Early pregnancy failure--current management concepts.
Obstet Gynecol Surv. 2001 Feb;56(2):105-13. PMID: 11219590
Department of Obstetrics, Gynecology and Reproductive Sciences, University of Pittsburgh School of Medicine, Magee-Women's Hospital, Pennsylvania 15213-3180, USA.
Approximately one in four women will experience a miscarriage during her lifetime. For more than 50 years, the standard management of early pregnancy failure has been a dilatation and curettage (D&C). Typically, the procedure is performed in an operating room, which significantly increases cost. There is little objective information in the modem literature to prove that a D&C for all patients will lower morbidity or improve emotional well being. Treatment options include expectant management, D&C in an outpatient setting, and medical management with misoprostol (not approved by the U.S. Food and Drug Administration for treatment of early pregnancy failure). The medical literature supports that expectant management may result in more complications, including the need for "emergent" curettage, if clinicians do not understand the true normal course of expectant management. In general, women prefer some form of active management.

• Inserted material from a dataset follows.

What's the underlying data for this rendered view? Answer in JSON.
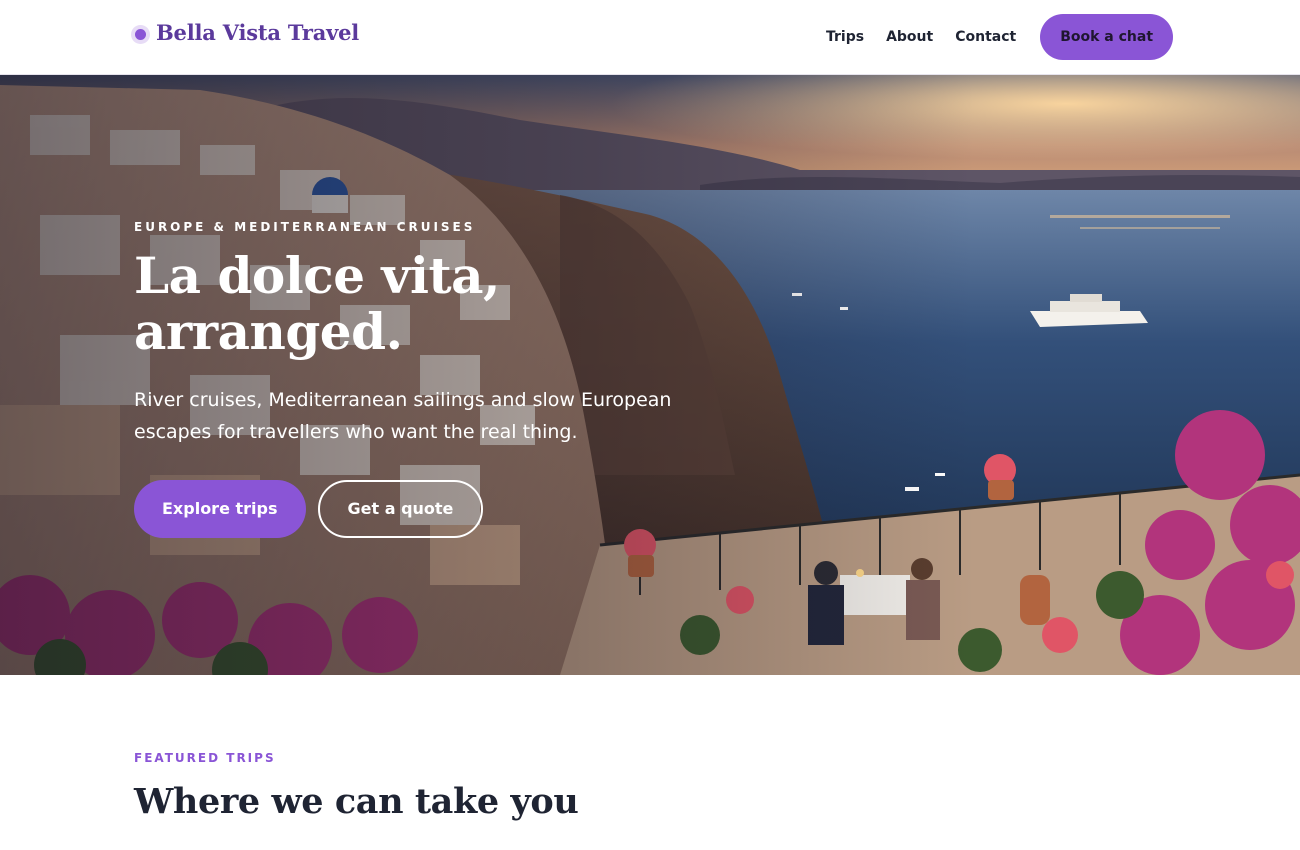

Dilatation and curettage can be performed safely in the office or other outpatient setting using manual vacuum aspiration. Vaginal misoprostol will cause expulsion in 80% to 90% of women up to 13 weeks' uterine size or gestation, including patients who have a gestational sac present. However, these data come from only three trials involving a total of 42 subjects treated with vaginal misoprostol, and another study of 42 women who received vaginal misoprostol for "missed abortion" before a scheduled D&C. There is a significant lack of information from large-scale studies about when treatment is necessary and the relative efficacy, rates of side effects, and acceptability of these various treatment options for early pregnancy failure.